Quanta gala então: meses com aulas de Catecismo exercitando abstrações sofisticadas, verdadeiros enigmas místicos do tipo: como entender um Deus uno e trino ao mesmo tempo; o dogma da virgindade de Maria “concebida sem pecado”; a hierarquia dos anjos e o inquietante Espírito Santo. A “transubstanciação” era um mistério insondável que, na estreiteza da adolescência mal começada, deveria aceitar sem qualquer questionamento. E teria que acatar o significado do batismo, da crisma, a infalibilidade do Papa… Além de tantos pressupostos etéreos, era preciso cumprir o barroco regramento ritualístico da Primeira Eucaristia. No mais: roupa nova, missal, vela, altares decorados com flores brancas, e as inefáveis fotos… Ah as fotos… Ah as fotos da Primeira Comunhão…
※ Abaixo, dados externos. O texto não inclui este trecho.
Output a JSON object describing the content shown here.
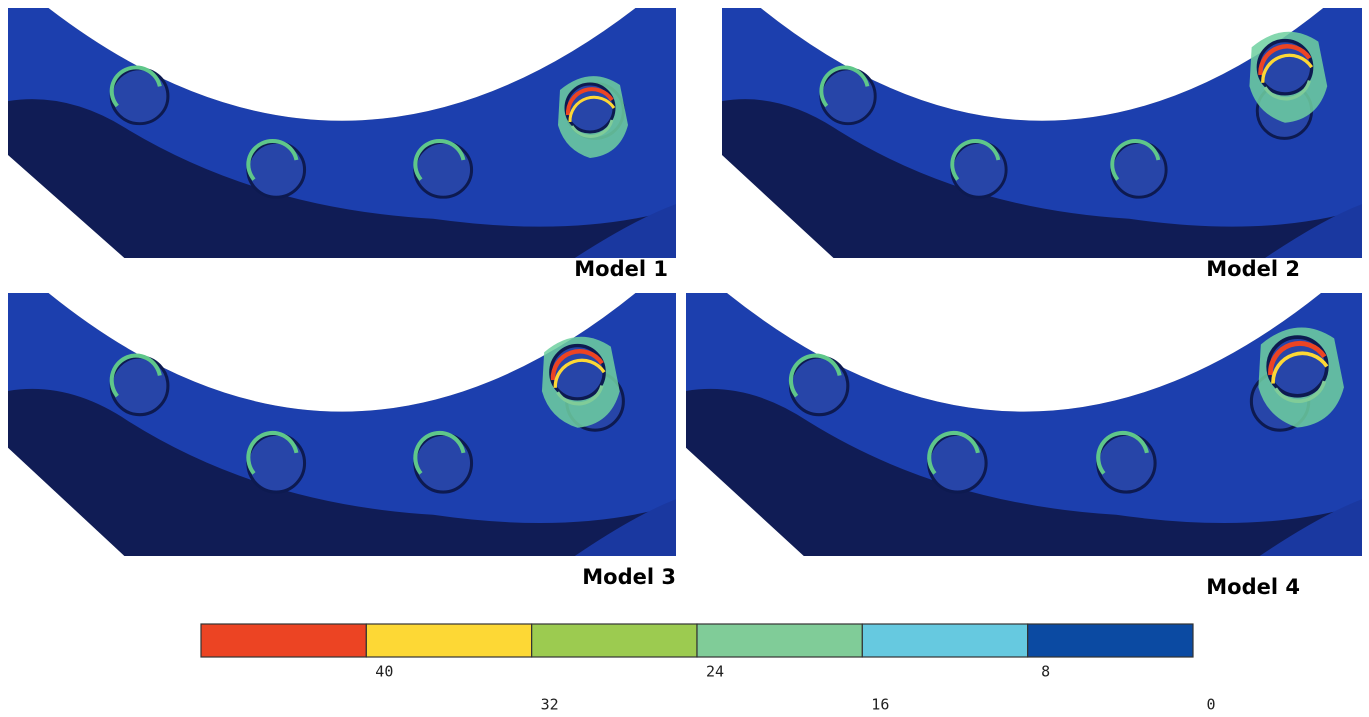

Exame de consciência era o que mais intimidava
Nessa trama complexa, um detalhe me pegava mais que outros: a confissão. Que dizer do fasto do confessionário, aquela capelinha envernizada, de madeira escura, estrategicamente situada na lateral da igreja. E como explicar o fatal genuflexório que de saída me submetia ao juízo de um padre que me perdoaria mediante minha autoacusação. Tudo intimidava na situação confessional, a começar pelo prévio e cuidadoso “exame de consciência”. Sim, não caberia improvisar, fazia-se necessário uma preparação, algo tipo ensaio, para depois pedir a remissão dos pecados e, contrito, jurar não mais cometê-los.
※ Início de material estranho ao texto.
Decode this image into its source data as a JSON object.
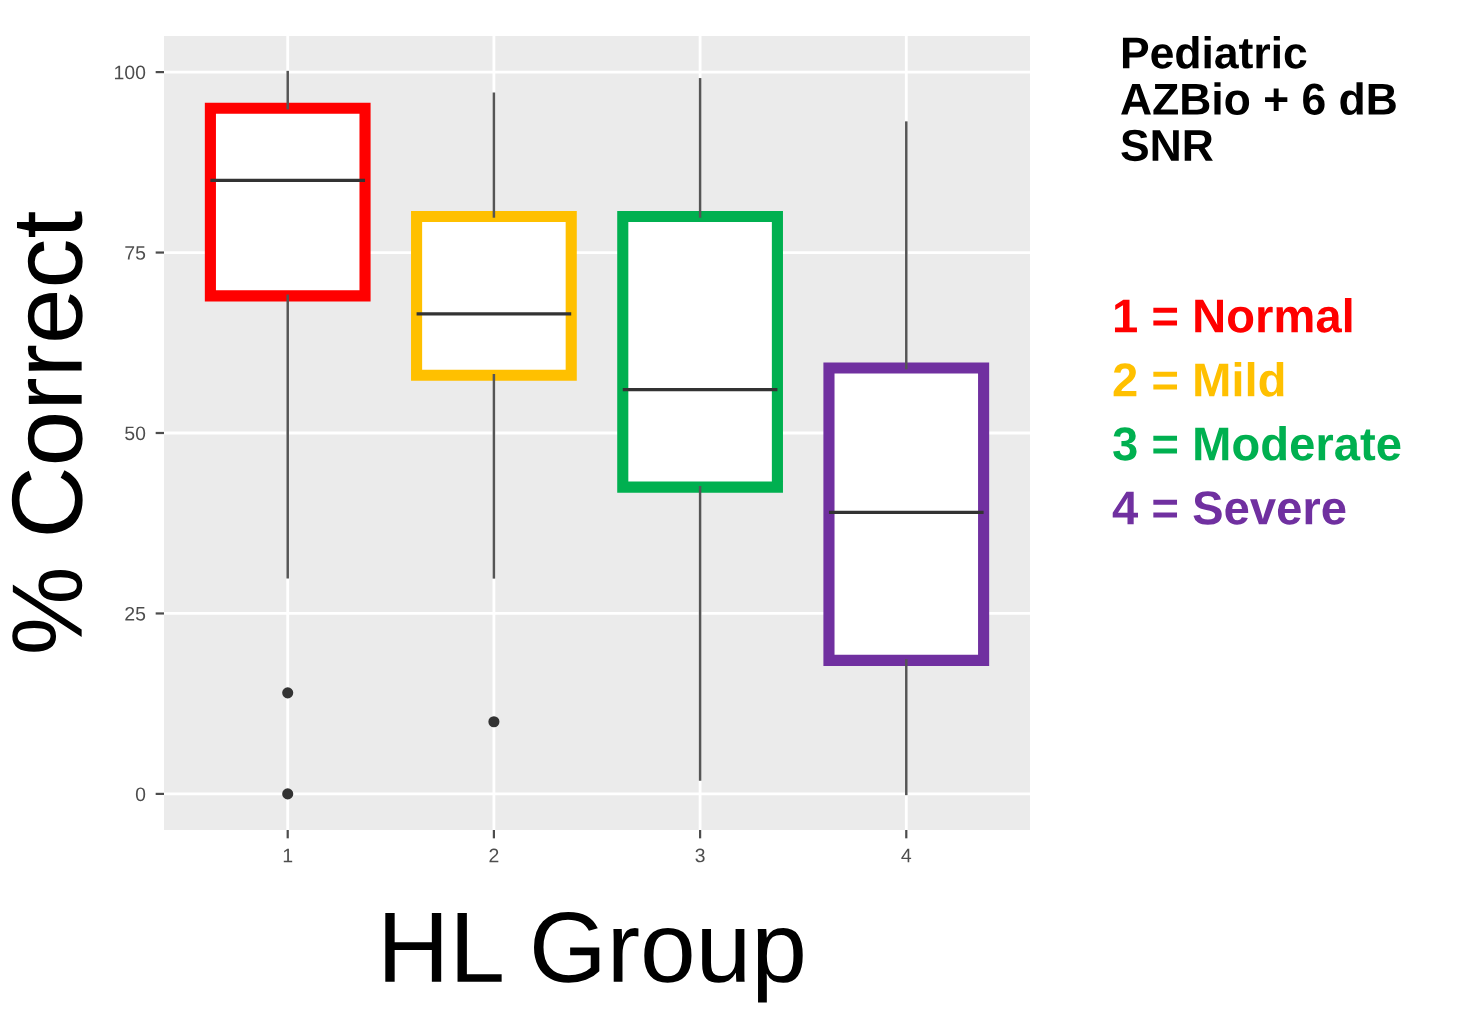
{
  "chart_data": {
    "type": "box",
    "title": "Pediatric\nAZBio + 6 dB\nSNR",
    "xlabel": "HL Group",
    "ylabel": "% Correct",
    "categories": [
      "1",
      "2",
      "3",
      "4"
    ],
    "colors": [
      "#ff0000",
      "#ffc000",
      "#00b050",
      "#7030a0"
    ],
    "boxes": [
      {
        "low": 30,
        "q1": 69,
        "median": 85,
        "q3": 95,
        "high": 100,
        "outliers": [
          14,
          0
        ]
      },
      {
        "low": 30,
        "q1": 58,
        "median": 66.5,
        "q3": 80,
        "high": 97,
        "outliers": [
          10
        ]
      },
      {
        "low": 2,
        "q1": 42.5,
        "median": 56,
        "q3": 80,
        "high": 99
      },
      {
        "low": 0,
        "q1": 18.5,
        "median": 39,
        "q3": 59,
        "high": 93
      }
    ],
    "ylim": [
      -5,
      105
    ],
    "yticks": [
      0,
      25,
      50,
      75,
      100
    ],
    "grid": true,
    "annotations": [
      "1 = Normal",
      "2 = Mild",
      "3 = Moderate",
      "4 = Severe"
    ]
  }
}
Pelo retrovisor da memória, fico pensando na retórica que tinha que cabia para amplificar o escopo de meus “pecadinhos”. Por mais pecante que fosse naqueles parcos anos somados, pouco tinha a escandalizar o grave ouvinte, mas, o aparato era tão grandioso que valia exagerar. Sim, eu alargava minhas faltinhas, pois haveria de ser coerente com o “Ato de contrição” que apregoa “eu, pecador, me confesso a Deus Todo-poderoso e a vós irmãos, que pequei muitas vezes por pensamentos, palavras, atos e omissões” e ainda, com toda dramaticidade, deveria bater no peito assumindo que as “terríveis mazelas”, eram atribuídas à “minha culpa, minha tão grande culpa”. Aliás, o ponto alto desse movimento soava funesto “e peço à Virgem Maria, anjos e santos e a vós meus irmãos, que rogueis por mim a Deus Nosso Senhor”.
Até os pecados foram atualizados
Ao longo dos anos, continuei me confessando, mas segredo que fui me tornando mais amigo de Deus e, na camaradagem que nos aproximava, fui mudando o tratamento confessional e assim, mais velhinho, corrompi os protocolos do catolicismo catiço. Com certeza, ter vivido os tumultuados anos do Concílio Vaticano II – convocado em 1959, efetivado durante o ano de 1962, atravessando os anos até 1965 – me foi fundamental. Com a cúpula da igreja eu também me atualizava e tudo foi acelerado mais tarde com as Conferências Episcopais Latino-americanas. Sim, participei da mudança da percepção da igreja que saía de seus muros e atuava mais moderna fora de seus portões e altares.
Olhando o passado, observando o processo de mudanças do mundo religioso, fico imaginando como me confessaria hoje em dia. Medito sobre isso, principalmente tendo em vista a proposta que considera os “novos pecados”. E foi o Papa Bento XVI que decretou que as novas faltas capitais são outras sete, a saber: 1- Pressa: uma pessoa apressada não tem tempo para Deus; 2 – Manipulação genética: isso seria “brincar de Deus”; 3 – Interferir no Meio Ambiente; 4 – Causar pobreza; 5 – Ser muito rico; 6 – Corromper pessoas e o sistema; 7- Causar injustiça social e promover a desigualdade.
Revendo esta lista, prezando o que era condenável no passado, sem negar qualquer evolução, sinceramente, acho que posso voltar a me confessar e desconsiderar os vetustos confessionários.